Signing off on our crazy and yet immensely satisfying Mongolian tour with a shout out for Roger…
Thank you Roger for giving me the courage to stay crazy.
The strength to set uncommon goals.
And the partnership as we achieve those goals.
This picture for ever will enshrine in my mind that craziness, uncommon goals and the partnership …
And thank you Sharmila and Shauna for tolerating all that craziness…
And with that, ladies and gentlemen, we bow out of our Mongolian chapter.
We had all the normal goals that you would set for yourself if you were to go to Mongolia – you know the gers, the nomads, the camels, the sand dunes and all that. We did all that and more.
We had another goal for ourselves. Not something you would normally think of. But then again, we are talking about Roger and myself. If it is not quirky, it is not us.
We had a goal of buying a fountain pen from Mongolia!! Both Roger and I write with fountain pens and share a common love for collecting fountain pens.
Calligraphy was originally invented in China and the Mongols had their own variation in their scripts (I am talking about 2000 years back). In fact, we got all our family members’ names written in the old Mongol style in wall hangings that we are bringing back home.
While in USA, after a lot of research, we had found out one shop that claimed to carry fountain pens in Ulanbaatar. You can guess the rest…
We are proud owners of two identical fountain pens from Mongolia!!
Disclaimer: While the pens were bought from Mongolia to add to our libraries, they are not actually made in Mongolia. Nobody makes fountain pens in Mongolia. These are of Turkish origin. So, our bragging rights is “we got them from Mongolia” 🙂
One of the rules Roger had laid down when I was looking for tickets to Mongolia was that for all the down to earth living we were going to have in Mongolia, we have to travel business class to and from there.

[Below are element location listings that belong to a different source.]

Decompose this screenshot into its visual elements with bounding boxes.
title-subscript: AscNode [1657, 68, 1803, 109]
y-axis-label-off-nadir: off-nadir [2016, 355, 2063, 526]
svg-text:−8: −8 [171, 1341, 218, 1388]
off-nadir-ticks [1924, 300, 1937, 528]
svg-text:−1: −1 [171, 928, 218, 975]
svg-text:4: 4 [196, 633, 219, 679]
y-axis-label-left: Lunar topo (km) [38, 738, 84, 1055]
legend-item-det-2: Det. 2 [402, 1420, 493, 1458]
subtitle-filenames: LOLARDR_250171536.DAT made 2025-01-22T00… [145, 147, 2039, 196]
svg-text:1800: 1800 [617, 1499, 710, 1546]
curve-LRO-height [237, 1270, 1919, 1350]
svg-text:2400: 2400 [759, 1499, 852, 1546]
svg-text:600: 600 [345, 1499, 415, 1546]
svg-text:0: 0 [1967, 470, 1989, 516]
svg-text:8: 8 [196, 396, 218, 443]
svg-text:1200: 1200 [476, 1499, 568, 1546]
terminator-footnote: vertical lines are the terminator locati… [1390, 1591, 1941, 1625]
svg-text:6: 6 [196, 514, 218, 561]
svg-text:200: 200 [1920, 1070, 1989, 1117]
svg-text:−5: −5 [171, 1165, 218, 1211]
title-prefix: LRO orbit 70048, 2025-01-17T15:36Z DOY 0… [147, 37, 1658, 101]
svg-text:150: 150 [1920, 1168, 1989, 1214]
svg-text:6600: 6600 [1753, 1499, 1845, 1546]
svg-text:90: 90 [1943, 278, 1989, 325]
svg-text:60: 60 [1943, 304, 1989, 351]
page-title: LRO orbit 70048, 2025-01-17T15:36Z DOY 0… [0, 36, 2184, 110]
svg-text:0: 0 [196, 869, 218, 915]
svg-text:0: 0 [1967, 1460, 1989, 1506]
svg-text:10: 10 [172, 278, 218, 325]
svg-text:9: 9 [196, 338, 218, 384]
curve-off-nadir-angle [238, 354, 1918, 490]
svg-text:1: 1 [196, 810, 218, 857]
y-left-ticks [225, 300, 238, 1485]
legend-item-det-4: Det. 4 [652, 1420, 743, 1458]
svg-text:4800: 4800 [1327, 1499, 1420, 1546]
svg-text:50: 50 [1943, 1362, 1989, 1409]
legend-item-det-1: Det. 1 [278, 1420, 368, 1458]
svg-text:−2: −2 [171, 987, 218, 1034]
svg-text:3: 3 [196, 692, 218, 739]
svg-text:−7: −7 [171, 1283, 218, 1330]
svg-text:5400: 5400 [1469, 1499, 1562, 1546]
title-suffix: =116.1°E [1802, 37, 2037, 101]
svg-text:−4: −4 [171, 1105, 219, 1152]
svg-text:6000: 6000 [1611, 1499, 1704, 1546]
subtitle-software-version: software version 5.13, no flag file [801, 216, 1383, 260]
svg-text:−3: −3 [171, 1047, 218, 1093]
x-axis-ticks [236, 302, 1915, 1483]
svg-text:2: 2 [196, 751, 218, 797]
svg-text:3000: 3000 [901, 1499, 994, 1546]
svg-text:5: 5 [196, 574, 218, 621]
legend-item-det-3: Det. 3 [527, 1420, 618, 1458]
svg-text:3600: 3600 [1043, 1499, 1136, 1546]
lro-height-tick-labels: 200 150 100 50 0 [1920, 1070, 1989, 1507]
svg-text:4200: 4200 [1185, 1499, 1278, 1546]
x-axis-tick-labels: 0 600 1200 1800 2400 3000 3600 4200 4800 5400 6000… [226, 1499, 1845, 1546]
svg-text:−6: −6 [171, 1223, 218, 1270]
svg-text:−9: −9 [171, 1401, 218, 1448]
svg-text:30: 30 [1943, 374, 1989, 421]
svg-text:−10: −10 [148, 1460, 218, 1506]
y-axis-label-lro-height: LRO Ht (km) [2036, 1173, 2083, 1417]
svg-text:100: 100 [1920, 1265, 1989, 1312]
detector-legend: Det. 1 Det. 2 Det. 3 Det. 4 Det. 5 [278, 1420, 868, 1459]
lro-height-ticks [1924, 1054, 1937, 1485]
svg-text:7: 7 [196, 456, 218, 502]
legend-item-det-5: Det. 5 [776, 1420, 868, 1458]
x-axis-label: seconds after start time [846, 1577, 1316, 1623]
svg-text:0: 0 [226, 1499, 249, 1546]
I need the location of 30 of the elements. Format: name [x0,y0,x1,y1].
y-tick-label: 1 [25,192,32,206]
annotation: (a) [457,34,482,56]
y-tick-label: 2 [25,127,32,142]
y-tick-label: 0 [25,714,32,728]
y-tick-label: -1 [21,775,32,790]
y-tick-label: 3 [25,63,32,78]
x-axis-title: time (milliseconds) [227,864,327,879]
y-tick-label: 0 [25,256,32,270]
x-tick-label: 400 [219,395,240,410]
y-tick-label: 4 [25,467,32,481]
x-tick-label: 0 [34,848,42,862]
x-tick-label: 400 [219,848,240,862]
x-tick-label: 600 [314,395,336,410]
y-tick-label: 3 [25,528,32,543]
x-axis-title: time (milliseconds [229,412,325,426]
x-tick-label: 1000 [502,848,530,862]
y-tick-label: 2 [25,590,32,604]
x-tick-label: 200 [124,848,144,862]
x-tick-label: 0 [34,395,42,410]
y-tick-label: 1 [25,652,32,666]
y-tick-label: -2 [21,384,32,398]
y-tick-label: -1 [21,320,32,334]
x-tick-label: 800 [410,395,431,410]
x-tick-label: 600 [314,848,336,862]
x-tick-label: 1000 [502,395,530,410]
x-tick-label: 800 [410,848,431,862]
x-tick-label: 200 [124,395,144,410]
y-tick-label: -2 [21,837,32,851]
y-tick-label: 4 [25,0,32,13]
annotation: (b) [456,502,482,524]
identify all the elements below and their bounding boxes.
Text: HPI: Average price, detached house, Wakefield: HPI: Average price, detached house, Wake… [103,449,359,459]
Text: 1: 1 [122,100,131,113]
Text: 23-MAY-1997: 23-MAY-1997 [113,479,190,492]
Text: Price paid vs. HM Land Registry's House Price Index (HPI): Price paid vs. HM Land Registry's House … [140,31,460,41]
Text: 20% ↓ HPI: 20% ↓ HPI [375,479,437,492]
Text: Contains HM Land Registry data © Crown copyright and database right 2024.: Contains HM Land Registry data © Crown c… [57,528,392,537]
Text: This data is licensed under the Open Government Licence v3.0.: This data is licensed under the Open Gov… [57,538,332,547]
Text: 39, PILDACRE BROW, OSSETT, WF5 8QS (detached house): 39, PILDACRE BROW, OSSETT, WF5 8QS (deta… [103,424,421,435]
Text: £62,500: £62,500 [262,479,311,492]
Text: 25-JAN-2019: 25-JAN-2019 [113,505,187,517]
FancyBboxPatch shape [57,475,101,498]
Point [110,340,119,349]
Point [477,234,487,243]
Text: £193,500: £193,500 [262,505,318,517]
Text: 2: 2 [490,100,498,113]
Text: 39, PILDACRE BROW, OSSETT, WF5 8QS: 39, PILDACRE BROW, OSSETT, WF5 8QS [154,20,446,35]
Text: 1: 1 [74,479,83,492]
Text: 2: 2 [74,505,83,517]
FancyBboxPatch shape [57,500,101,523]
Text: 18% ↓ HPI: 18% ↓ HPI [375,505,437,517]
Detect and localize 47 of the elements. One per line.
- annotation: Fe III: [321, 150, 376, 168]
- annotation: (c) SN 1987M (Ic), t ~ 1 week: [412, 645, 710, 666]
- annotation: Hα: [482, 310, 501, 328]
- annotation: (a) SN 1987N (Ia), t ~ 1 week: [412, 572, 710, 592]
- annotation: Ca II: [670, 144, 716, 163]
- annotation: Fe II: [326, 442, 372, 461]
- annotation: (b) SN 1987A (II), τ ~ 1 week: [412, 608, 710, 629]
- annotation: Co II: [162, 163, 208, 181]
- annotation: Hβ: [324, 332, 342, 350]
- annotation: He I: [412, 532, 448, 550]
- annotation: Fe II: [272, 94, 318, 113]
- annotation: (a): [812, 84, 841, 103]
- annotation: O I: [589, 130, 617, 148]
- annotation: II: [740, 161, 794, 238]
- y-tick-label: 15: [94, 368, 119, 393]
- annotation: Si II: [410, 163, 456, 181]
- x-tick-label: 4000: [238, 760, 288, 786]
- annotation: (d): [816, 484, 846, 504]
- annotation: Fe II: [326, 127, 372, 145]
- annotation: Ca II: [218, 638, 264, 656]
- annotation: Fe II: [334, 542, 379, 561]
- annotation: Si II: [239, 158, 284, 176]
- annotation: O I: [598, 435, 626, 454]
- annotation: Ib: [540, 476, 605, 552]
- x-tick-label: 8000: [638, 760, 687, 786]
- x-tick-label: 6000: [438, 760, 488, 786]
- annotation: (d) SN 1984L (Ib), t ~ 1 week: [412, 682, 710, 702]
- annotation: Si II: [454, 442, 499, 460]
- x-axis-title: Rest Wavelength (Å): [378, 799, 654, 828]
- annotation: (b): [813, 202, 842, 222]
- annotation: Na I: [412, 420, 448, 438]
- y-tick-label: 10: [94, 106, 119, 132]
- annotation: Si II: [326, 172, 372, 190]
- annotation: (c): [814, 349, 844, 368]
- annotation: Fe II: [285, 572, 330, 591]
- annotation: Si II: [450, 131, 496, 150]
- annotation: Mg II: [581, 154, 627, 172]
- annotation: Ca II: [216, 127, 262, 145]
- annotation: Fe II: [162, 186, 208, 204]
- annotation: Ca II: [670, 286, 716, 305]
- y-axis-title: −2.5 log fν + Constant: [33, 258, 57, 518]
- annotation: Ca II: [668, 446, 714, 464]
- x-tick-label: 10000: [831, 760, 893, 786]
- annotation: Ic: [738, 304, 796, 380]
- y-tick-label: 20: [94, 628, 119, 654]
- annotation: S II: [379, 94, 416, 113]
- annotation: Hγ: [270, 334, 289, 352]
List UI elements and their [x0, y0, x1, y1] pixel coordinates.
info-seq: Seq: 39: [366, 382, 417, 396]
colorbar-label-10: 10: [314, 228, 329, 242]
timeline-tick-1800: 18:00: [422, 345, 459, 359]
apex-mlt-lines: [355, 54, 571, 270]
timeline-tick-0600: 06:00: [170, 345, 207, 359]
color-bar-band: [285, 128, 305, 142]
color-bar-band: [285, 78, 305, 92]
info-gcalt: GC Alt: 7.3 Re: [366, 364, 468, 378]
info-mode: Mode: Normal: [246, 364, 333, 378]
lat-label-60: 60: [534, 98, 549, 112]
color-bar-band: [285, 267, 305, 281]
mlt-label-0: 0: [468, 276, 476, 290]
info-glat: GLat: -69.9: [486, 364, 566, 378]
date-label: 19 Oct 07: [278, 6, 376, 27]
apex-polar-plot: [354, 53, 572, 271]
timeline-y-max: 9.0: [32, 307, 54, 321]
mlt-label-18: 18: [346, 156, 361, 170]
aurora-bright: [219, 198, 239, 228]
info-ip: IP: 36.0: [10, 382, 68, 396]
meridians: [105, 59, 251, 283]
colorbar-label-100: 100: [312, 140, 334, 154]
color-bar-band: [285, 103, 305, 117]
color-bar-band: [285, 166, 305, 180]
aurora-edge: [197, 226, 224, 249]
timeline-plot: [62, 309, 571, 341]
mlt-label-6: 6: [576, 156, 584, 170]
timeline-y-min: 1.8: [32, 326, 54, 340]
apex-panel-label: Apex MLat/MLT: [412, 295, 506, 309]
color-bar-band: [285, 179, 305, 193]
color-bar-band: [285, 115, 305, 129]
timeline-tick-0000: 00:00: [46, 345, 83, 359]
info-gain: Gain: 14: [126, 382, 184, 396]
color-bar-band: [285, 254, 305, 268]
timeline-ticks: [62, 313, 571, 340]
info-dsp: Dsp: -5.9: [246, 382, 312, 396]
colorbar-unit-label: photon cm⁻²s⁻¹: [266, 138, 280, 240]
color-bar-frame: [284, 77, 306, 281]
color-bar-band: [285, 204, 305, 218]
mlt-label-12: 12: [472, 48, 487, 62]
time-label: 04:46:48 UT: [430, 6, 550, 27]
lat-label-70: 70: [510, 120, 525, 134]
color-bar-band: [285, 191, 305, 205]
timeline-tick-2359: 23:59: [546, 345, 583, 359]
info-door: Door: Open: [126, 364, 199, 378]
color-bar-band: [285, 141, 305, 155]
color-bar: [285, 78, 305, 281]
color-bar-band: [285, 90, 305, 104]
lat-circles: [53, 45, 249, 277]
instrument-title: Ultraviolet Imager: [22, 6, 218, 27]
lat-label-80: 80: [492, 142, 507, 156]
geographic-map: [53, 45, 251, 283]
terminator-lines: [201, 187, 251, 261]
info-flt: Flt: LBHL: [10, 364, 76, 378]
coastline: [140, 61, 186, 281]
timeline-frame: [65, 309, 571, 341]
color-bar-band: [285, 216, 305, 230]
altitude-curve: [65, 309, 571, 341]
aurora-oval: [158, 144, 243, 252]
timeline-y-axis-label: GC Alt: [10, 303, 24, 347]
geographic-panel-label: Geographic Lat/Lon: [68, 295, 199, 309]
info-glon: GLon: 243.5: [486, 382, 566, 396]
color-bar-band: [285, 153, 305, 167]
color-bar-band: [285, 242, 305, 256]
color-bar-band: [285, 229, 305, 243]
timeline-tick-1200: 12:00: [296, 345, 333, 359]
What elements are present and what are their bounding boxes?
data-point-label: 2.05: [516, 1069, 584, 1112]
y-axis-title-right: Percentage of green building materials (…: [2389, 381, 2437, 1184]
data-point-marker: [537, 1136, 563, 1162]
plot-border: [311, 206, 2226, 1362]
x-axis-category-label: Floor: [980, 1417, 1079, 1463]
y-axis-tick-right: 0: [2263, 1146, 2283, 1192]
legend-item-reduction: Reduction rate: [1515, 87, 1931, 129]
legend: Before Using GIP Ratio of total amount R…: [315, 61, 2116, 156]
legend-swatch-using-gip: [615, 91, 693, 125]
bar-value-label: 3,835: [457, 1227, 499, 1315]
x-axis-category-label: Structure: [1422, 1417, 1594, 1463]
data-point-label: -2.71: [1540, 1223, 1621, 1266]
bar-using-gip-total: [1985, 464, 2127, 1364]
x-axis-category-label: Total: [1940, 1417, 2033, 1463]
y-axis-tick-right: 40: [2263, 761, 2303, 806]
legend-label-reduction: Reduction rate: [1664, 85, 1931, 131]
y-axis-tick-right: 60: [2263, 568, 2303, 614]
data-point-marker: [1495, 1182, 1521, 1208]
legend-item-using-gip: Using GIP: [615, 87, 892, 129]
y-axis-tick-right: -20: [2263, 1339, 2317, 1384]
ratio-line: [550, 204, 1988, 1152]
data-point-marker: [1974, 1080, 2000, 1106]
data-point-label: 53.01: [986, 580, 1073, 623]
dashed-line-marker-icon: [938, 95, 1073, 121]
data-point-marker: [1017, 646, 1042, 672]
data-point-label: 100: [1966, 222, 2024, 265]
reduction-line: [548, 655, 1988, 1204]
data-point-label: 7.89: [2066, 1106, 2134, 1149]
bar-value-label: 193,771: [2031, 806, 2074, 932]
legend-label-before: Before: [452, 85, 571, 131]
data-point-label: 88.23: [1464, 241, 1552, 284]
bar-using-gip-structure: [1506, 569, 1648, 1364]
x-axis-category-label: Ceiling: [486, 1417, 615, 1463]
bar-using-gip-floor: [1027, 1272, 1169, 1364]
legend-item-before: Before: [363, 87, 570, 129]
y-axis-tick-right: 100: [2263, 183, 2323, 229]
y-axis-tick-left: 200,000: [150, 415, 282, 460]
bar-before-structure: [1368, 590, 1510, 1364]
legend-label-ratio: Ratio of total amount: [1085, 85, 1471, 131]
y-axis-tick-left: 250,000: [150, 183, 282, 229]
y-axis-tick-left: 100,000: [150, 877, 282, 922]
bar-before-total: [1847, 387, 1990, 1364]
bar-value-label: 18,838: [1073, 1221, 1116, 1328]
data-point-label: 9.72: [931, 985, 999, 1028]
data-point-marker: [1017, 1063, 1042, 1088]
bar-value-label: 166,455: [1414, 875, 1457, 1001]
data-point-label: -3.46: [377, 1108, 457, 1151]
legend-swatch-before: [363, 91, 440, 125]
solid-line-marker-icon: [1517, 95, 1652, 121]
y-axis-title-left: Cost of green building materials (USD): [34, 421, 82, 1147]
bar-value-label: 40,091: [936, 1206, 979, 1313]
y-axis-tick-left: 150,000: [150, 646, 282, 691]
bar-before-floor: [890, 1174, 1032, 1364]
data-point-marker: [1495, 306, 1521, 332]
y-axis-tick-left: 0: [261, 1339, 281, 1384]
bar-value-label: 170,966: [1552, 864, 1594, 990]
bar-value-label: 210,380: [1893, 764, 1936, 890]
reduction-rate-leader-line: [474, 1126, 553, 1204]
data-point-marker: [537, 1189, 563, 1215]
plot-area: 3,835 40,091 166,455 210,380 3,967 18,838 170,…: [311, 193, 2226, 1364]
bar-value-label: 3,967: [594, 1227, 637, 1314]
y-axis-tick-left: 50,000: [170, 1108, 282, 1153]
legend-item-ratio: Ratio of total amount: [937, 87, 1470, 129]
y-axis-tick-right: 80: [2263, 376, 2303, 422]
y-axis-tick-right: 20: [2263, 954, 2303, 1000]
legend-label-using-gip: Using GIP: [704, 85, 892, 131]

This is also Roger’s first international trip in business class. It is fair to say he is suitably impressed. Some of his observations enroute are hilarious..
Sitting next to me on our flight from Istanbul and Bishkek, he looked up to me in between chomping down his smoked salmon and red wine and gave his verdict:
“I think Business Class means never having to worry about starving”!!
To get the context of this post, I have to assume you have read a previous post titled “And he thought he can one up on me” from May 30th.
We were sitting by the Bayanzag cliffs. We had already downed a couple of glasses of wine. So, I may or may not have been talking too much…
Roger, took one long sip from his glass and yelled “WHO-TO”. For a second, I was wondering “what the heck? Is he trying to experiment with echoes in the cliff?”
Then I realized the faux pas he had made with “To Who” before trying to understand how to say “shut up”. (And this is where the context of the previous event helps).
In a few seconds, both Sara and I realized what was going on…
After I had picked myself up from the ground, I asked – “Did you mean, To Who?”.
Anguished by his self inflicted defeat one more time, Roger sheepishly asked “I can’t even recall my mistakes correctly, can I?”
No. You can’t, Roger Whitney.
And that is a good thing about you!!! 🙂
(This lake has over 1000 islands but no outflow)
I think we are going the wrong way here… First we had printed boarding cards. Then, at Dalanzadgad we went to hand written boarding cards. Now, at Bishkek, we have absolutely blank boarding cards. It is not even an unfilled card. It is a completely blank card with the name of the airport.
Pretty strange experience. At Bishkek, transit passengers like us are given a blank card and we have to show that to get back on our plane. Funny part is that at the gate, they take the card and check our passport. Not sure what they were matching our names in the passport to!!!
You see those mean looking clouds? They were the reason why we got delayed by over 13 hours!!!
As you travel through Mongolia, you are bound to see a lot of Ovoos. These are basically some hap hazard piles of stones with some colorful pieces of cloth often attached to them. This particular one that we saw had a lot of cattle skulls lined up on one side.
I understand these are sacred to Mongolians and are pretty common in China too. In Mongolia you will often find them on top of hills, in the middle of desert and pretty much anywhere. Some are small and humble and some are big and elaborate.
Active ceremonies would include spreading rice or milk etc around these Ovoos.
Never knew of them. Learnt another new thing.
As you drive thru the vast lands of Mongolia, you are bound to be struck by an oddity – and that is how their electricity distribution poles look. Without exception, they have a concrete lower portion and then a longer wooden portion that seems to be held together by some ropes or something. For the life of me, I have not been able to understand why. Nobody seems to know why.
On the internet, there are some theories that this is driven by the fact that the frozen ground (during extreme cold weathers) can crack the wood. Which raises the question – why not make the whole thing with concrete then?